Laços que ficam e paternidade alimentar.

Autores: Rolf Madaleno

        No conflito de outrora entre a filiação biológica e a socioafetiva vencia o vínculo genético que sempre permitiu presumir como absoluto o estado paterno de filiação e assim foi até o advento da Carta Federal de 1988 que deu prevalência ao direito da personalidade e ao respeito singular à dignidade da pessoa, sem mais discriminar a origem da filiação, quer sua origem derive da biologia, de vínculos socioafetivos ou dos laços de adoção.

         Evidenciam as afirmações até agora expendidas, existir uma clara linha divisória entre o direito de personalidade de que cada pessoa é titular e o seu estado de filiação, que não pode ser afetado quando já existe precedente atribuição de paternidade ou maternidade biológica ou socioafetiva, pois a verdade genética é apenas um dos elos que prendem todo o complexo estado de filiação.

        Por essa reviravolta constitucional que agora brinda a personalidade da pessoa, o vínculo socioafetivo merece inteira proteção como outro gênero de filiação, sendo vedada a sua desconstituição para contrapor o estado de filiação já constituído pelo registro do descendente como filho do coração. 

           De sua parte, os alimentos carregavam em sua gênese uma função indenizatória, servindo ainda hoje a pensão alimentícia para manter a estratificação de quem se vê drasticamente frustrado de seus projetos de vida familiar.

      Os alimentos são estabelecidos em favor do credor que deles precisa para assegurar a sua sagrada e fundamental subsistência, diante da evidência de não ter como arcar com a sua sobrevivência pessoal, firmando-se destarte, como dependente de seu provedor, ou até mesmo porque necessite de uma alimentação complementar, já que os seus ingressos não comportam patrocinar toda a extensão de suas necessidades e do seu status social.

          Neste contexto, exonerar o genitor biológico do auxílio alimentar de seu filho genético apenas porque está vinculado a um parentesco socioafetivo seria permitir o duplo empobrecimento, moral e material do descendente genético, que deve usufruir de uma melhor condição socioeconômica em conformidade com aquela desfrutada por seu procriador. Cumpre o pai socioafetivo do jeito que pode e nos limites de suas condições financeiras o arcar com o que dispõe para a formação, alimentação e educação do rebento que assumiu por amor.

       A paternidade está cada vez mais longe de ser sustentada exclusivamente na sua derivação genética, antes, firma-se na segurança das relações afetivas e bem assim, difere o crédito de alimentos pela responsabilidade social e pela responsabilidade de pai, pois não há como forçar a ser pai quem não quer assumir uma paternidade que rejeita e que o faz se sentir clara e profundamente desconfortável, mas este genitor do ocaso e da falta de afeto pode não ser compelido a conviver e gostar de seu filho que abandona pelo descaso e pela frieza de sua desumana rejeição, mas também não pode, em contrapartida, ser igualmente compensado com a dispensa da sua responsabilidade pelo vínculo de sua procriação, apenas porque outro assume por afeto a sua primitiva função parental.
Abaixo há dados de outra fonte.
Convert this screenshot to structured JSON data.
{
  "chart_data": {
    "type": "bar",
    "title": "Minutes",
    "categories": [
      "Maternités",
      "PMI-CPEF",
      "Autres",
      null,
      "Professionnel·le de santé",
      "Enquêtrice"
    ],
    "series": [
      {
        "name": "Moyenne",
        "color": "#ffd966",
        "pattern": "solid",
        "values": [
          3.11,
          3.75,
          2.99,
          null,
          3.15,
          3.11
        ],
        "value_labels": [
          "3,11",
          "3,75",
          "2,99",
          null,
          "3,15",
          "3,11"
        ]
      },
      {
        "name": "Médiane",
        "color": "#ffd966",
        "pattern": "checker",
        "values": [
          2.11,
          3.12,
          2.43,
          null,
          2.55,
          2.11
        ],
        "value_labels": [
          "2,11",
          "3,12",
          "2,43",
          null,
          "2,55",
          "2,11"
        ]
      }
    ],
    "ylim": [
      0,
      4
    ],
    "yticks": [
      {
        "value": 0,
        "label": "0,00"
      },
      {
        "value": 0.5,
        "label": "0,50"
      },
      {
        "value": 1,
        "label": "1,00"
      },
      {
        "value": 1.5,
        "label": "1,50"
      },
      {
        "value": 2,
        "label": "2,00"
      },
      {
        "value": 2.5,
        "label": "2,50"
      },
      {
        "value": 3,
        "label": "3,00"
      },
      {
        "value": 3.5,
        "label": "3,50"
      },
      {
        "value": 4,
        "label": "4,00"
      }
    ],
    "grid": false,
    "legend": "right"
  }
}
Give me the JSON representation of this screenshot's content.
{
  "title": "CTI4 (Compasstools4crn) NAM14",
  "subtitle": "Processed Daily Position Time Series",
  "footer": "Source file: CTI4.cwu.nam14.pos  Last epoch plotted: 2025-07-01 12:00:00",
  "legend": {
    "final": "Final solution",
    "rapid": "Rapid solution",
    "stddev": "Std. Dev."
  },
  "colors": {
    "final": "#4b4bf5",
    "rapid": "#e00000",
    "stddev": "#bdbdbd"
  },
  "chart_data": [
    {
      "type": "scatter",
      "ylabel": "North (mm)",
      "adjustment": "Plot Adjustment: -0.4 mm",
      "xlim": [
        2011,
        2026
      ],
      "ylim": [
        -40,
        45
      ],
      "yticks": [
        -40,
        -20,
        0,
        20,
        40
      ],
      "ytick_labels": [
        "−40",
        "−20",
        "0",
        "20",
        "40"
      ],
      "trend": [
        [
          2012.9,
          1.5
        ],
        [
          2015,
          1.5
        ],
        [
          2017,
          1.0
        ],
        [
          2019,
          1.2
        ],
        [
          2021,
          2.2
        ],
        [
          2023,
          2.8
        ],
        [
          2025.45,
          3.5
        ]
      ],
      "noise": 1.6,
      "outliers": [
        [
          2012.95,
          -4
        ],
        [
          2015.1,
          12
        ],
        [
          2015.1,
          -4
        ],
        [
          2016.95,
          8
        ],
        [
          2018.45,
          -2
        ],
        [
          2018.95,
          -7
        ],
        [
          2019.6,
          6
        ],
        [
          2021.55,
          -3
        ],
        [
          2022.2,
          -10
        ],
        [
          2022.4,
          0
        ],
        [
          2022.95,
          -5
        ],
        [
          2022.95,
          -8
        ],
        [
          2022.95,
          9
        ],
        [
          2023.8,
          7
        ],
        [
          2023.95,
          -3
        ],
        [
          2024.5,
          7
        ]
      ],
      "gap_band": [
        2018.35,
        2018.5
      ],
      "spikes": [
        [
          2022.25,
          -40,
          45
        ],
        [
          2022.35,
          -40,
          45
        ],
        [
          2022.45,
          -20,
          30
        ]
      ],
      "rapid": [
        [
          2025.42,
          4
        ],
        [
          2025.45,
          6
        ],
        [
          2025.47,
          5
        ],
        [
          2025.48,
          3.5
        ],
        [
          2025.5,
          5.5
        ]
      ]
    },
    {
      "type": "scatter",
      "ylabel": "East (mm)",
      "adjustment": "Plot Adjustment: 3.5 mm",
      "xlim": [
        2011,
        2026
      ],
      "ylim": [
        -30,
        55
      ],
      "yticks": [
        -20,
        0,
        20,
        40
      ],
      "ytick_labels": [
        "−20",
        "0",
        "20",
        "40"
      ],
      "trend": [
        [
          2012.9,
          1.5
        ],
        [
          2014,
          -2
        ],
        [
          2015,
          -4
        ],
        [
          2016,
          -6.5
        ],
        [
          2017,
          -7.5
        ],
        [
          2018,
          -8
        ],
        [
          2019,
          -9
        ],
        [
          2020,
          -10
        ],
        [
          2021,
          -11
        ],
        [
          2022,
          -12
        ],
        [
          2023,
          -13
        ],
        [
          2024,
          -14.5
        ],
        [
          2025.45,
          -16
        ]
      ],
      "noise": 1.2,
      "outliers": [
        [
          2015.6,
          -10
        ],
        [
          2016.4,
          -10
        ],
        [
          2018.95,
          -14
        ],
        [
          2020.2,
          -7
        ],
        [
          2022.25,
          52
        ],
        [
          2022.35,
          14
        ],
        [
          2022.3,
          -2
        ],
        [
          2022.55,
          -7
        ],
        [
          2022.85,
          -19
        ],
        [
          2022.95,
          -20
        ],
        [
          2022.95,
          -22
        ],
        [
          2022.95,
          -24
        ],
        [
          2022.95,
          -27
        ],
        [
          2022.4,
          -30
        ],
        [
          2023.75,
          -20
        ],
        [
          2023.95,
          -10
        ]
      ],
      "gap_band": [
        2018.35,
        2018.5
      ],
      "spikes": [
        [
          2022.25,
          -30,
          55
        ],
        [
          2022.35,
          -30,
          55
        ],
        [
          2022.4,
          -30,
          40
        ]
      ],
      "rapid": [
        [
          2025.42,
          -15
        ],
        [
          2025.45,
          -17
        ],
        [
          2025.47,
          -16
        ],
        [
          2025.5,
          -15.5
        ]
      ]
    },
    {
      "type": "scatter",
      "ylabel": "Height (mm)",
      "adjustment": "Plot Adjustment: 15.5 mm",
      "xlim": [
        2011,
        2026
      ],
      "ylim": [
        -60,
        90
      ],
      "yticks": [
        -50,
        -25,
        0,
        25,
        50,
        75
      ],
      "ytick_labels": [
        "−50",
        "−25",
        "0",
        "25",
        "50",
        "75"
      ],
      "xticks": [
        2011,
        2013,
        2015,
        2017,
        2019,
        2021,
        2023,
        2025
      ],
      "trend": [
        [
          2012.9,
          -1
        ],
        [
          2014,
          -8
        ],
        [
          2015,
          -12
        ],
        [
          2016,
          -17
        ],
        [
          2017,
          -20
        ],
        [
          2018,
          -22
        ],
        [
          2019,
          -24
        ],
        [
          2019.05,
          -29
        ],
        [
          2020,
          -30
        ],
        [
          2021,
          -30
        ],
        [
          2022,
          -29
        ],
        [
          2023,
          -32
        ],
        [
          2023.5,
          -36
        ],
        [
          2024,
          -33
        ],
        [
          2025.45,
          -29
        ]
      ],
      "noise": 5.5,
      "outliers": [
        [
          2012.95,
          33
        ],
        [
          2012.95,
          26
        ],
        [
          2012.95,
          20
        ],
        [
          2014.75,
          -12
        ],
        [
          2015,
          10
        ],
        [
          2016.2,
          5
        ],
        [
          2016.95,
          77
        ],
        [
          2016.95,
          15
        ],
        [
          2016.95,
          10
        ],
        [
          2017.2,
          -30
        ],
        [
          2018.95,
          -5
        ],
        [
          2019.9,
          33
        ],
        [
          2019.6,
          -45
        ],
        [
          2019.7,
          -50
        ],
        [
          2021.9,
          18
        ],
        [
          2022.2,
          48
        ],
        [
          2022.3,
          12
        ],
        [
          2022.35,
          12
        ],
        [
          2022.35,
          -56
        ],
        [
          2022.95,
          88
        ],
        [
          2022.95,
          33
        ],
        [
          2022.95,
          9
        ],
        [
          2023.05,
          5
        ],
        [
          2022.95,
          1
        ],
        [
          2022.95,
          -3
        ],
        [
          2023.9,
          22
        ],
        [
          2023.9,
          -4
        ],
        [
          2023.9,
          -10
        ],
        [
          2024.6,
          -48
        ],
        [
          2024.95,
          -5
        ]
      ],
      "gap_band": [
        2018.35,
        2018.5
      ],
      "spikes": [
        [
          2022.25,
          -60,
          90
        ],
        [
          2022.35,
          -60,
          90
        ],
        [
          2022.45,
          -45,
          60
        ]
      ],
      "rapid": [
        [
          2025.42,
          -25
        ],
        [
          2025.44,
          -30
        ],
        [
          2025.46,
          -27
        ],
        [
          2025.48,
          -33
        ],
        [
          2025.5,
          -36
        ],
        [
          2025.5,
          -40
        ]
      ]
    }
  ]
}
      Pode e deve ser perfeitamente levado em consideração a condição social do responsável alimentar, pois não pode ser dissociado que os alimentos são apreciados em função da fortuna, da situação social, da padronagem e dos ingressos financeiros do devedor, já que a pensão deve ser compatível com a estratificação social da pessoa obrigada pelos laços de afeto ou pelos laços biológicos.

    Daí, ser de todo defensável a possibilidade de serem reivindicados alimentos do progenitor biológico, diante da impossibilidade econômico-financeira, ou seja, diante da menor capacidade alimentar do genitor socioafetivo, que não está em condições de cumprir satisfatoriamente com a real necessidade alimentar do filho que acolheu por afeição, onde o pai socioafetivo tem amor, mas não tem dinheiro.

         Se esse pai socioafetivo não tem condições arcar sozinho com a manutenção do alimentando, deve o filho biológico poder buscar o complemento dos seus alimentos, em paridade com a privilegiada capacidade econômica do genético genitor.

       Tem o filho genético, por direito à vida digna e em consonância com a natureza indenizatória dos alimentos o direito de reivindicar o crédito alimentar necessário e suficiente para cobrir os reais custos de sua manutenção, em valores proporcionais à estratificação social de seu procriador e que não conseguem ser atendidos pela inferior condição financeira do pai socioafetivo que o compensa com muito amor.

        O pai biológico e de nenhum vínculo de amor pode ser convocado a prestar sustento integral a seu filho de sangue, sem que a obrigação material importe em qualquer possibilidade de retorno à sua família natural, mas que apenas garanta o provincial efeito material de assegurar ao filho rejeitado a vida digna, como nas gerações passadas, em que ele só podia pedir alimentos do seu pai que era casado e o rejeitara.